Le programme de mathématiques est encore plus détaillé, il s'apparente davantage à un guide du maître. Sous couvert de rendre « plus explicites et opérationnels les objectifs indiqués afin d’aider les professeurs dans la préparation et la mise en œuvre des séquences d’enseignement », les PE se retrouvent enfermés dans un véritable carcan. Des indications temporelles très précises sont également données pour aborder certaines notions.  « Au plus tard en période 2, les élèves travaillent avec des quantités et des nombres allant jusqu’à 59. Au plus tard en période 3, les élèves travaillent avec des quantités et des nombres allant jusqu’au 100 ».
Les exemples de réussite associés sont parfois décrits comme non exhaustifs ou non prescriptifs mais vont jusqu’à structurer l’ensemble des activités à mener.
La posture et les gestes pédagogiques y sont même détaillés. Là aussi, des objectifs chiffrés très précis sont donnés comme par exemple la restitution de neuf résultats de calcul mental en trois minutes en fin de CP, douze en fin CE1 et quinze en fin CE2. Les élèves sont là aussi régulièrement évalués.

Un modèle d’élève imaginaire

La structure des projets de programmes est réalisée en fonction de l’âge des élèves comme si tous apprenaient en même temps au même moment. Quid des rythmes différents d’apprentissage ?

La prise en compte d'éventuelles difficultés en français est renvoyée à une prise en charge dans “de petits groupes de compétences” pour le cycle 1 et en dehors du temps scolaire, lors des APC, pour le cycle 2.

Les élèves, à commencer par les plus éloignés de la culture scolaire, vont pâtir de cette normation étriquée, accompagnée d’évaluations elles aussi standardisées. Avancer dans ses apprentissages est un processus qui se construit par l’élève en relation avec l’enseignant·e et ses pairs. Des élèves en situation de fragilité, grâce à des entrées différenciées, des méthodes variées, ne sont pas à l’heure actuelle mis en échec.
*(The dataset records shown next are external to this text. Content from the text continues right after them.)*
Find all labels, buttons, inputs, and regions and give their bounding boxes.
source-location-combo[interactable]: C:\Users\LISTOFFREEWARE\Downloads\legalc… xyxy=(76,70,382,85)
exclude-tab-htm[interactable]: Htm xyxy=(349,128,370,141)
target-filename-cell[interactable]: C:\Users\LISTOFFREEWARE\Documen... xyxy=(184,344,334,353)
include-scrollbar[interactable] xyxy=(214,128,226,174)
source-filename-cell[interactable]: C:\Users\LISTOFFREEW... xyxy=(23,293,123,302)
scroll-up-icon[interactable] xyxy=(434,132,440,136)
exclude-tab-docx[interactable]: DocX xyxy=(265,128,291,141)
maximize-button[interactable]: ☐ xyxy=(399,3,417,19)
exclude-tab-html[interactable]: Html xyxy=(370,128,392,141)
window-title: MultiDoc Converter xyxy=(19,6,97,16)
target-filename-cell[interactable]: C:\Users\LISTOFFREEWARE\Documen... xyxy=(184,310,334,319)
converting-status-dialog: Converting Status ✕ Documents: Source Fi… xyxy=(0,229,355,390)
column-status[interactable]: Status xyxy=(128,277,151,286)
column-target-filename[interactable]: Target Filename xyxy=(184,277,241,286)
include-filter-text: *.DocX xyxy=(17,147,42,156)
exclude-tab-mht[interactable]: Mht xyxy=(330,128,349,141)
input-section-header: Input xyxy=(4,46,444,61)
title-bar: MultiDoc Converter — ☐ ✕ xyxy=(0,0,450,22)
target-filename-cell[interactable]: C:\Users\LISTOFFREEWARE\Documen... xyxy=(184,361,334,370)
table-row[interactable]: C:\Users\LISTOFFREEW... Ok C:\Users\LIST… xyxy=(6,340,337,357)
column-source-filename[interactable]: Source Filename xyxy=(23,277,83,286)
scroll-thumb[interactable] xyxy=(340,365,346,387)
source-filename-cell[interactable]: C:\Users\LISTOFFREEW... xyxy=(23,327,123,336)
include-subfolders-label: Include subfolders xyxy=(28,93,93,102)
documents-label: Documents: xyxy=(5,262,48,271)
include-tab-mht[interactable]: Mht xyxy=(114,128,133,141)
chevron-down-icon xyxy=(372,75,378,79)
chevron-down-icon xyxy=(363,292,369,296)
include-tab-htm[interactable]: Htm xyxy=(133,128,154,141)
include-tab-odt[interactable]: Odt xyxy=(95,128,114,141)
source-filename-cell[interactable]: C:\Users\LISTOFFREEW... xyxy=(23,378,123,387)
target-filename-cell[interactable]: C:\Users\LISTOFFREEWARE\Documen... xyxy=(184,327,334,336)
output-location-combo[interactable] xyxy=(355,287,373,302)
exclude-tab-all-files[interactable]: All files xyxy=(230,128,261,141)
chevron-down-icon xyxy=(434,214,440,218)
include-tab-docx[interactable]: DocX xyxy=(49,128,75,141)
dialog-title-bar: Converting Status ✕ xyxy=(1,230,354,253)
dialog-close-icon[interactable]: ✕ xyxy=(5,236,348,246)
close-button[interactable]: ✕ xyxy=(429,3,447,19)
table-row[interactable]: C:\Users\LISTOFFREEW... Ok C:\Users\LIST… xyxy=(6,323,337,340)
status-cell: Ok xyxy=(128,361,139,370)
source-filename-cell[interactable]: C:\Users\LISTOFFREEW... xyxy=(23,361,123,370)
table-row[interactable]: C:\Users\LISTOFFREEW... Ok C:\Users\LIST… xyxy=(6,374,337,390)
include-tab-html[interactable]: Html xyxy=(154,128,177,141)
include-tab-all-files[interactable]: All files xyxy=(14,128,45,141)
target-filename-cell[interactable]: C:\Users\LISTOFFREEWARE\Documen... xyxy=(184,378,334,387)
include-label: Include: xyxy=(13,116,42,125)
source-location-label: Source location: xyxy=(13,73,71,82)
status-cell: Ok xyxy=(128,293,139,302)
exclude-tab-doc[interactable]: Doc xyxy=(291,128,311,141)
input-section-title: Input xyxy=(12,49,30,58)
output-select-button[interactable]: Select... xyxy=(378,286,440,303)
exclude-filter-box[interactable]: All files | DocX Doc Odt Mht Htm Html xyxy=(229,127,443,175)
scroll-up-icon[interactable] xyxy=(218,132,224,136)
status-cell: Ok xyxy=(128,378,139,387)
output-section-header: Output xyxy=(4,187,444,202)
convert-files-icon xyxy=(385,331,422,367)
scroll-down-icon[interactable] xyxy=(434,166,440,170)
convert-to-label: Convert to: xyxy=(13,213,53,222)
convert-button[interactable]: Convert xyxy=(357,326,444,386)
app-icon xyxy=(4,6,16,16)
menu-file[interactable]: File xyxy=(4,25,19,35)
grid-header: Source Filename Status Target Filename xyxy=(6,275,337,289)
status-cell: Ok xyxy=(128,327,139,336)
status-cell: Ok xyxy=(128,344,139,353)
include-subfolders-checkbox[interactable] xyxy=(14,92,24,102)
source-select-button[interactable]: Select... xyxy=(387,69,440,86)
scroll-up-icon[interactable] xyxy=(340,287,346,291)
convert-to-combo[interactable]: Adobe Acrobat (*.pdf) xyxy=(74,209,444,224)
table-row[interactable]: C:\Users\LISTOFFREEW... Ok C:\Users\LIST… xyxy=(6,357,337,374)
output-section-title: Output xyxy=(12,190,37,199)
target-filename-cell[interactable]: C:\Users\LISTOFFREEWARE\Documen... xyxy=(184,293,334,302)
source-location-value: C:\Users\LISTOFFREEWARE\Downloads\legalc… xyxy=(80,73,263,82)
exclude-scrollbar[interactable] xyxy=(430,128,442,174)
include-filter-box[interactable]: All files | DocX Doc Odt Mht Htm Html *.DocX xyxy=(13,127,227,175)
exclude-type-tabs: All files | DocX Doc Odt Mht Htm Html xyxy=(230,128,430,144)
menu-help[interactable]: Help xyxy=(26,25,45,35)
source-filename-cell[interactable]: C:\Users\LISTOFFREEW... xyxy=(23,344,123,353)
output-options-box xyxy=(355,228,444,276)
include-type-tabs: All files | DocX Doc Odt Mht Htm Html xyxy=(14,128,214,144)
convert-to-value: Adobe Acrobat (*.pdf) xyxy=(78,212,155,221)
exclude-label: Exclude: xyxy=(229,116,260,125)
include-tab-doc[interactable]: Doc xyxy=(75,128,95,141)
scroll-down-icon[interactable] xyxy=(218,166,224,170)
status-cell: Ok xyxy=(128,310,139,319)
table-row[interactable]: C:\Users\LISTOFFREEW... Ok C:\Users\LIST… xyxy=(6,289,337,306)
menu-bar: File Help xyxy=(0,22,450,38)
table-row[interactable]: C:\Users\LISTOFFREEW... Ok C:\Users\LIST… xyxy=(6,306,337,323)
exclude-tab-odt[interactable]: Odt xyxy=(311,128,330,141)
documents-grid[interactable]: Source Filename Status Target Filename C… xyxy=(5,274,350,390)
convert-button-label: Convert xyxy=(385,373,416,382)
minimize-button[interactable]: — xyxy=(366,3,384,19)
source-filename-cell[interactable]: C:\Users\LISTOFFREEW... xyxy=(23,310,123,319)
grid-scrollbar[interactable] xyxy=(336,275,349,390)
Avec ces nouveaux programmes, les conditions de travail des personnels seront détériorées par un contrôle renforcé de l’institution et davantage d’élèves mis en difficulté.

Défendre la liberté pédagogique

La liberté pédagogique s’exerce à l’intérieur des programmes, textes réglementaires . Celle-ci se retrouve, de fait, fortement remise en cause.

La FSU-SNUipp organise avec la participation de chercheuses et chercheurs un webinaire le 6 mai prochain pour informer et décrypter le “choc des savoirs” (tri des élèves, labellisation des manuels, nouveaux programmes)

webinaire choc des savoirs

La FSU-SNUipp appelle l’ensemble des personnels à continuer à s’opposer en poursuivant leurs mobilisations multiformes contre “le choc des savoirs”.